Saturday, October 07, 2006

Standing up

Last night I went to hear a co-worker perform standup. I wanted to go; I think he's funny and I generally enjoy standup, even find it entertaining when it's bad. There was a group from work going but nobody I really knew, and so I reached out to some non-work friends, but wasn't able to convince anyone that this might be fun. (To be fair, most had other plans, but I think if it were something really phenomenal plans might have not been as solid.) By yesterday morning I'd pretty much decided I wasn't going, and then one of the colleagues I do know said she would go.

This is a lot of background, and boring background at that, to explain that I showed up at a social gathering without an "anchor," which is highly unusual for me. The group was meeting in a bar first, and walking into a bar alone is one of the things I just don't do well. Or enjoy doing, even if I can pull it off. But secure in the knowledge that I'd know at least one person, I made my way to the meeting point, only to discover (did you know this was coming?) a crowd of completely unfamiliar faces, other than the comic himself. So. I think I held my own for the two drinks we shared; it was a fairly quiet bar (really a restaurant with good margaritas, although we didn't eat) and added myself to one of the subgroups when we walked together to the comedy club and secured our table. Here, of course, it was loud and dark, and it didn't matter who I was sitting with. (The woman who'd told me earlier she'd be there? Never showed.)

The comedy? Hit and miss. Some were funny, some were sadly not. My heart goes out to those who aren't, because they make themselves so vulnerable and to do that without being good at it is difficult to watch. Our guy was good; although not one of the funniest, he managed to pull off a few big laughs (one for a long joke he closed with, which, sadly, I've heard before. And not from him.) Anyway, my two drink minimum (after the two margaritas earlier) was two diet cokes, and the show ended fairly quickly.

Post-show congratulations followed, and then a plan to dispense to another bar for some food and drink. On the way I kept thinking I should just duck into the subway and go home, even though I was talking to a few new people I'd just met as we walked. I didn't feel my usual social awkwardness, just tired and not sure how much longer I wanted to stay out. And then, the bar: we went down into a small lounge downstairs, which was nearly empty and filled with velvet couches and seemed very promising, until they turned on the huge tv screen and massive speakers to broadcast the Yankee game. Have I mentioned how much I don't like televised sports? Some of it is boredom (baseball live can be fun, but on tv, excrutiating) and some the drone of the announcers, which gives me a headache (and probably stems from childhood, when my father started sleeping in the den and the sound of televised baseball seeping through the house is entwined in memory with the tension of my parents' dying marriage.) See, I know why I hate it, but that doesn't make me hate it any less.

So it's so loud now that I have no chance of carrying on a conversation with anyone, and most of the crowd is now paired up in the familiar groupings they arrived in, close-talking to be heard, and I'm sitting there trying to look either interested in the game or in the nearby conversations that I can't even hear, and the menu comes out and of course it's bar food, with maybe 2 options for non-meat eaters, both of which (fish and chips, and macaroni and cheese) will set my daily calorie intake aflame.

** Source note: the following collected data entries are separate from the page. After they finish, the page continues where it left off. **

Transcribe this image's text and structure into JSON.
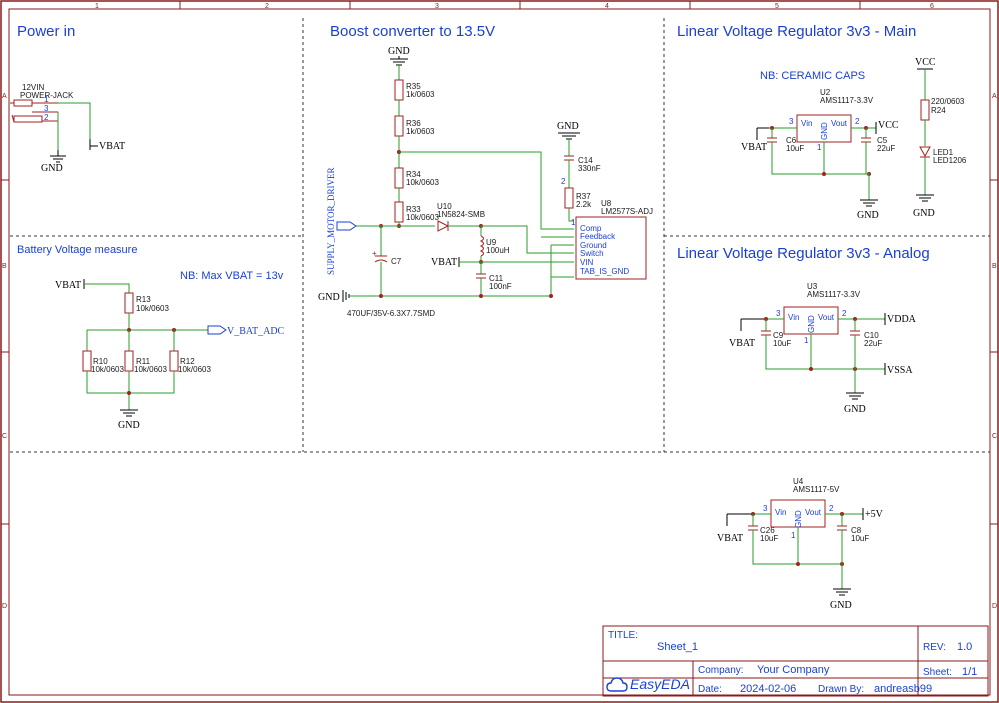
{
  "frame": {
    "cols": [
      "1",
      "2",
      "3",
      "4",
      "5",
      "6"
    ],
    "rows": [
      "A",
      "B",
      "C",
      "D"
    ]
  },
  "sections": {
    "power_in": "Power in",
    "boost": "Boost converter to 13.5V",
    "lin_main": "Linear Voltage Regulator 3v3 - Main",
    "battery": "Battery Voltage measure",
    "lin_analog": "Linear Voltage Regulator 3v3 - Analog"
  },
  "notes": {
    "ceramic": "NB: CERAMIC CAPS",
    "maxvbat": "NB: Max VBAT = 13v"
  },
  "power_in": {
    "jack_name": "12VIN",
    "jack_part": "POWER-JACK",
    "pins": [
      "1",
      "3",
      "2"
    ],
    "gnd": "GND",
    "vbat": "VBAT"
  },
  "boost": {
    "gnd_top": "GND",
    "r35": "R35",
    "r35v": "1k/0603",
    "r36": "R36",
    "r36v": "1k/0603",
    "r34": "R34",
    "r34v": "10k/0603",
    "r33": "R33",
    "r33v": "10k/0603",
    "u10": "U10",
    "u10v": "1N5824-SMB",
    "u9": "U9",
    "u9v": "100uH",
    "c11": "C11",
    "c11v": "100nF",
    "c7": "C7",
    "c7v": "470UF/35V-6.3X7.7SMD",
    "gnd_cap": "GND",
    "c14": "C14",
    "c14v": "330nF",
    "r37": "R37",
    "r37v": "2.2k",
    "u8": "U8",
    "u8v": "LM2577S-ADJ",
    "u8pins": [
      "Comp",
      "Feedback",
      "Ground",
      "Switch",
      "VIN",
      "TAB_IS_GND"
    ],
    "supply": "SUPPLY_MOTOR_DRIVER",
    "vbat": "VBAT",
    "gnd_left": "GND",
    "pin1": "1",
    "pin2": "2"
  },
  "lin_main": {
    "u2": "U2",
    "u2v": "AMS1117-3.3V",
    "vin": "Vin",
    "vout": "Vout",
    "gnd": "GND",
    "p3": "3",
    "p2": "2",
    "p1": "1",
    "c6": "C6",
    "c6v": "10uF",
    "c5": "C5",
    "c5v": "22uF",
    "vbat": "VBAT",
    "vcc_out": "VCC",
    "gnd_net": "GND",
    "vcc_top": "VCC",
    "r24": "R24",
    "r24v": "220/0603",
    "led1": "LED1",
    "led1v": "LED1206",
    "gnd_led": "GND"
  },
  "battery": {
    "vbat": "VBAT",
    "r13": "R13",
    "r13v": "10k/0603",
    "r10": "R10",
    "r10v": "10k/0603",
    "r11": "R11",
    "r11v": "10k/0603",
    "r12": "R12",
    "r12v": "10k/0603",
    "adc": "V_BAT_ADC",
    "gnd": "GND"
  },
  "lin_analog": {
    "u3": "U3",
    "u3v": "AMS1117-3.3V",
    "vin": "Vin",
    "vout": "Vout",
    "gnd": "GND",
    "p3": "3",
    "p2": "2",
    "p1": "1",
    "c9": "C9",
    "c9v": "10uF",
    "c10": "C10",
    "c10v": "22uF",
    "vbat": "VBAT",
    "vdda": "VDDA",
    "vssa": "VSSA",
    "gnd_net": "GND"
  },
  "reg5v": {
    "u4": "U4",
    "u4v": "AMS1117-5V",
    "vin": "Vin",
    "vout": "Vout",
    "gnd": "GND",
    "p3": "3",
    "p2": "2",
    "p1": "1",
    "c26": "C26",
    "c26v": "10uF",
    "c8": "C8",
    "c8v": "10uF",
    "vbat": "VBAT",
    "v5": "+5V",
    "gnd_net": "GND"
  },
  "title_block": {
    "title_label": "TITLE:",
    "title": "Sheet_1",
    "rev_label": "REV:",
    "rev": "1.0",
    "logo": "EasyEDA",
    "company_label": "Company:",
    "company": "Your Company",
    "sheet_label": "Sheet:",
    "sheet": "1/1",
    "date_label": "Date:",
    "date": "2024-02-06",
    "drawn_label": "Drawn By:",
    "drawn": "andreasb99"
  },
  "colors": {
    "wire": "#2a9e2a",
    "component": "#a32020",
    "text": "#1a3fd6"
  }
}
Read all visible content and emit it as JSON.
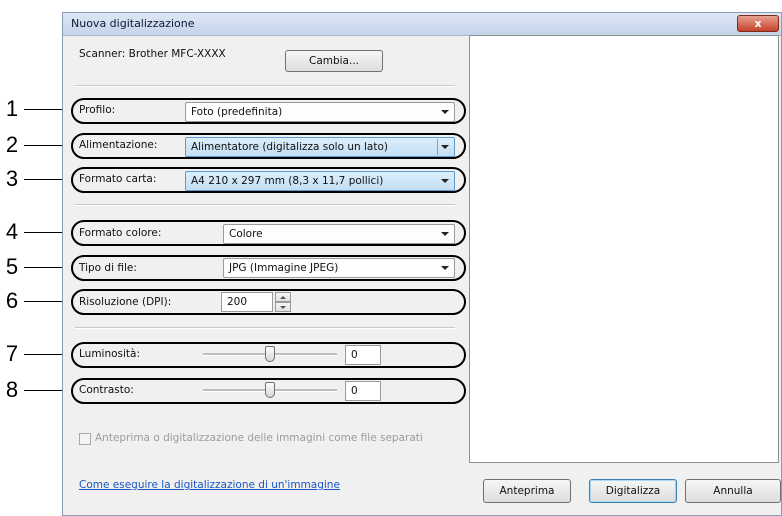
{
  "window": {
    "title": "Nuova digitalizzazione",
    "close_label": "x"
  },
  "scanner": {
    "label": "Scanner: Brother MFC-XXXX",
    "change_button": "Cambia..."
  },
  "callouts": [
    "1",
    "2",
    "3",
    "4",
    "5",
    "6",
    "7",
    "8"
  ],
  "profile": {
    "label": "Profilo:",
    "value": "Foto (predefinita)"
  },
  "source": {
    "label": "Alimentazione:",
    "value": "Alimentatore (digitalizza solo un lato)"
  },
  "paper_size": {
    "label": "Formato carta:",
    "value": "A4 210 x 297 mm (8,3 x 11,7 pollici)"
  },
  "color_format": {
    "label": "Formato colore:",
    "value": "Colore"
  },
  "file_type": {
    "label": "Tipo di file:",
    "value": "JPG (Immagine JPEG)"
  },
  "resolution": {
    "label": "Risoluzione (DPI):",
    "value": "200"
  },
  "brightness": {
    "label": "Luminosità:",
    "value": "0",
    "level": 0.5
  },
  "contrast": {
    "label": "Contrasto:",
    "value": "0",
    "level": 0.5
  },
  "separate_files": {
    "label": "Anteprima o digitalizzazione delle immagini come file separati",
    "checked": false
  },
  "help_link": "Come eseguire la digitalizzazione di un'immagine",
  "buttons": {
    "preview": "Anteprima",
    "scan": "Digitalizza",
    "cancel": "Annulla"
  },
  "icons": {
    "close": "close-icon",
    "dropdown": "chevron-down-icon",
    "spin": "spinner-arrows-icon"
  }
}
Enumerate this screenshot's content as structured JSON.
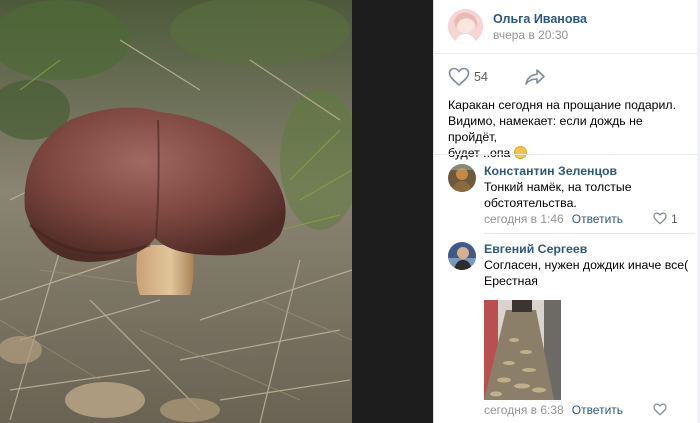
{
  "post": {
    "author_name": "Ольга Иванова",
    "time": "вчера в 20:30",
    "likes": "54",
    "text_line1": "Каракан сегодня на прощание подарил.",
    "text_line2": "Видимо, намекает: если дождь не пройдёт,",
    "text_line3": "будет ..опа"
  },
  "comments": [
    {
      "name": "Константин Зеленцов",
      "text_line1": "Тонкий намёк, на толстые",
      "text_line2": "обстоятельства.",
      "time": "сегодня в 1:46",
      "reply_label": "Ответить",
      "likes": "1"
    },
    {
      "name": "Евгений Сергеев",
      "text_line1": "Согласен, нужен дождик иначе все(",
      "text_line2": "Ерестная",
      "time": "сегодня в 6:38",
      "reply_label": "Ответить"
    }
  ],
  "icons": {
    "like": "heart-icon",
    "share": "share-arrow-icon",
    "emoji": "laughing-emoji"
  },
  "colors": {
    "link": "#2a5885",
    "meta": "#939393",
    "background_dark": "#1d1d1d"
  }
}
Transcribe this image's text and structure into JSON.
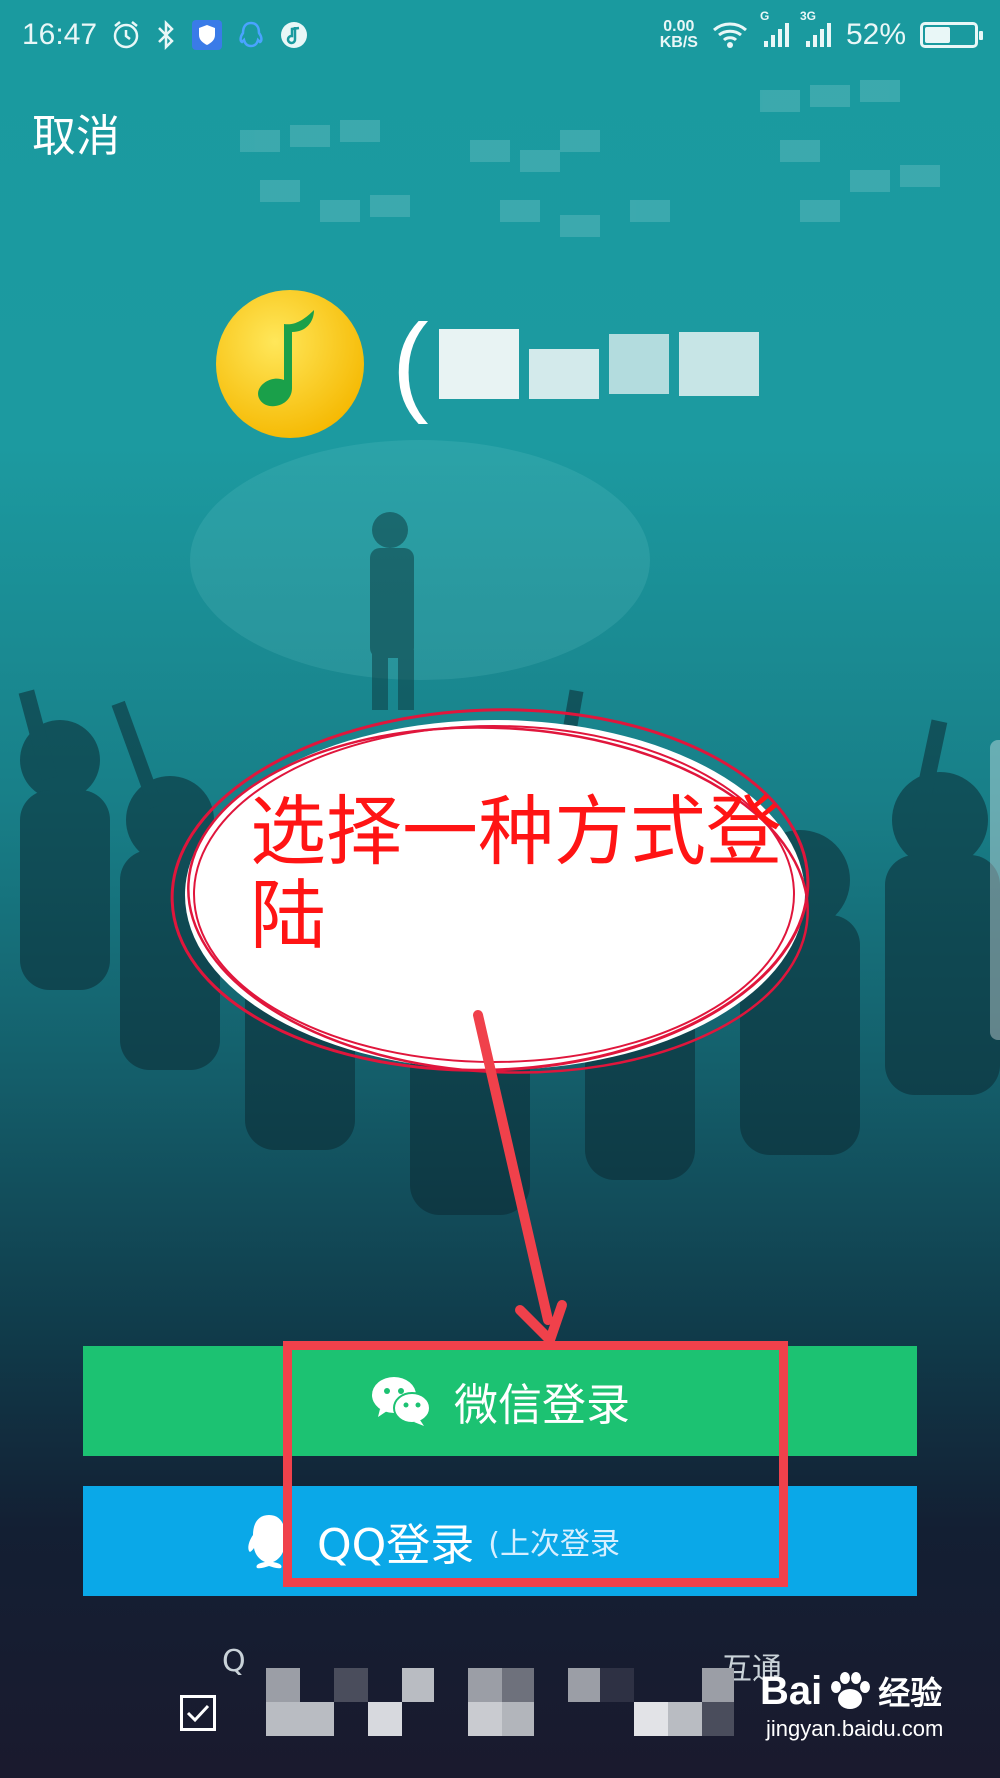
{
  "status_bar": {
    "time": "16:47",
    "net_speed_value": "0.00",
    "net_speed_unit": "KB/S",
    "signal_1_label": "G",
    "signal_2_label": "3G",
    "battery_percent": "52%",
    "battery_level": 0.52
  },
  "header": {
    "cancel_label": "取消"
  },
  "logo": {
    "letter": "("
  },
  "annotation": {
    "text": "选择一种方式登陆"
  },
  "login": {
    "wechat_label": "微信登录",
    "qq_label": "QQ登录",
    "qq_last_login": "(上次登录"
  },
  "footer": {
    "fragment_left": "Q",
    "fragment_right": "互通"
  },
  "watermark": {
    "brand": "Bai",
    "brand_suffix": "经验",
    "url": "jingyan.baidu.com"
  },
  "colors": {
    "wechat_green": "#1cc272",
    "qq_blue": "#0aa8e8",
    "annotation_red": "#ff1414",
    "highlight_red": "#f0414b"
  }
}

Now, I'm not adverse to going off my eating plan for special occasions, but if I'm going to, it will be for food I really want, not something I'm settling for. Still, I might have ordered something but the place was so loud and the waiter found it so difficult to make his way around our table, that he wound up skipping me and disappearing to the kitchen without taking my order. I took this as a sign. I said my goodbyes, and made my exit.

I clearly have some level of social anxiety, and yet I don't think this was as much that as simply not enjoying myself [just heard on the radio, as I'm typing this, that the Yankees lost last night, in what is apparently a game that matters, as opposed to all of those games 99% of the time that don't.] I know if I were a more outgoing person, I'd have been able to insert myself into more conversations, even in the loud bar, but I felt no real compulsion to do so. Is it age? I'm at least 10 years older than most of them (other than the comic); likely closer to 20 for some. But, I was like this when I was in my late 20's, also, even when I was with groups of friends, standing (or sitting) around in crowded loud bars held no interest for me.

This morning I feel oddly like I passed a great test (attending a social function without being sure that I'd know anyone) and failed another (unable to keep myself in a group of strangers long enough to possibly make friends.) I'm not sure how to process that. But thanks for reading as I try.